The meeting started an hour late. It took three hours to come to the most important and final part of the meeting. The spokesperson for Uber Mexico, Luis de Uriarte, talked about the future of Uber and reminded everyone that Uber follows the law.
The representative of the taxi syndicate left the meeting early while shouting complaints, unhappy that the city’s public transit director, José Luis Hernández, was not present.
There are ongoing discussions about the future of Uber in Tijuana as city hall prepares to regulate the service or eliminate it. News sources and the government have turned to social media to ask the citizens if they want Uber to stay. By overwhelming majority, comments are praising the “ride share” service.
“Uber is staying, I am completely sure,” my Uber driver, Daniel, told me.
I haven't used taxis in a long time. I always take the opportunity to interview Uber drivers in a casual manner. I asked Daniel why he’s so sure that Uber won't be going anywhere.
“This is not my car; the owner is actually a lawyer, a friend of mine,” said Daniel. “He [the lawyer] knows that Uber is staying. One of my regular clients is a judge; she also believes nothing will happen.”

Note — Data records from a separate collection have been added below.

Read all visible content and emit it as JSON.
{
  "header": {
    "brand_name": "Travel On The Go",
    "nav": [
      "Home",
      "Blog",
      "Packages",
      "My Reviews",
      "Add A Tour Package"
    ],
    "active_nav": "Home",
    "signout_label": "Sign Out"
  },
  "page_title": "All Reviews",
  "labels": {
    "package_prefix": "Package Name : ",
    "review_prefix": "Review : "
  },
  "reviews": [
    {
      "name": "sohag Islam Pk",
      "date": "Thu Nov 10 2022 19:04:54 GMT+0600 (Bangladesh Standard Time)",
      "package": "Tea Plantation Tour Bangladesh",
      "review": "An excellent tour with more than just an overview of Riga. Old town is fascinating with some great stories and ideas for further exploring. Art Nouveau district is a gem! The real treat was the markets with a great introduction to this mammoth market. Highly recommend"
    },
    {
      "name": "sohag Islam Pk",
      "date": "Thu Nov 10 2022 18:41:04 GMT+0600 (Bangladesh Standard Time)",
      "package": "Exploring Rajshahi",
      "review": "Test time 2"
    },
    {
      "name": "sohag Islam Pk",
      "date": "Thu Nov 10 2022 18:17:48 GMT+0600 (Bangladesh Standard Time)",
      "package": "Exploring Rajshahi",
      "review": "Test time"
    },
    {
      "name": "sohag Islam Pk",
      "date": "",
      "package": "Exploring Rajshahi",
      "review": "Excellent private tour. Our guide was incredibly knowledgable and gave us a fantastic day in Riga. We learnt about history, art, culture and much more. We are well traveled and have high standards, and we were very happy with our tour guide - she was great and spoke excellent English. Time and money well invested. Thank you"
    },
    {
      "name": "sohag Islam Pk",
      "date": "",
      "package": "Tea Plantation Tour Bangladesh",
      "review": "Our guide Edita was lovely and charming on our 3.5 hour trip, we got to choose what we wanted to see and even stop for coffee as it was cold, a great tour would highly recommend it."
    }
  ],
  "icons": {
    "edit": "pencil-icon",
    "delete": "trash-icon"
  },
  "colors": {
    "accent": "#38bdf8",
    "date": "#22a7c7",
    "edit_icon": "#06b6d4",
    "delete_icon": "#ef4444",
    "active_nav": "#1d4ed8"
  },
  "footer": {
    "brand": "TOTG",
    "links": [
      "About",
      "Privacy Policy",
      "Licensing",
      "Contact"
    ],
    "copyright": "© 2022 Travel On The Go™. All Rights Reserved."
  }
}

TJ taxi drivers detain Uber driver
Taxi drivers stare at me and the driver menacingly as I get into my Uber rides, but it’s never escalated from there. It wasn’t until my last Uber ride that my driver Julio told me of an altercation.
“I was about to pick up a customer in Zona Río — a taxi blocked me from the front and another approached me from the back. They told me I was in their territory and that I had to leave. I parked a block away and called my client, explaining the situation. [The client] told me that it was no problem and he walked a block towards me.”
The base Uber fee in Tijuana is 35 pesos, which comes to $2.09 and covers a good distance.
The day after the chamber of commerce meeting, a Tijuana taxi driver at the San Ysidro border crossing barked out their own offer: "Here's the new ‘Uber’ service — new system, regular cars, only 10 pesos.”
Taxis are trying to compete against Uber by offering rides in particular cars, picking up people by the border, but still charging cash. Taxi drivers insist that the services offered by Uber are illegal, untaxed and not regulated.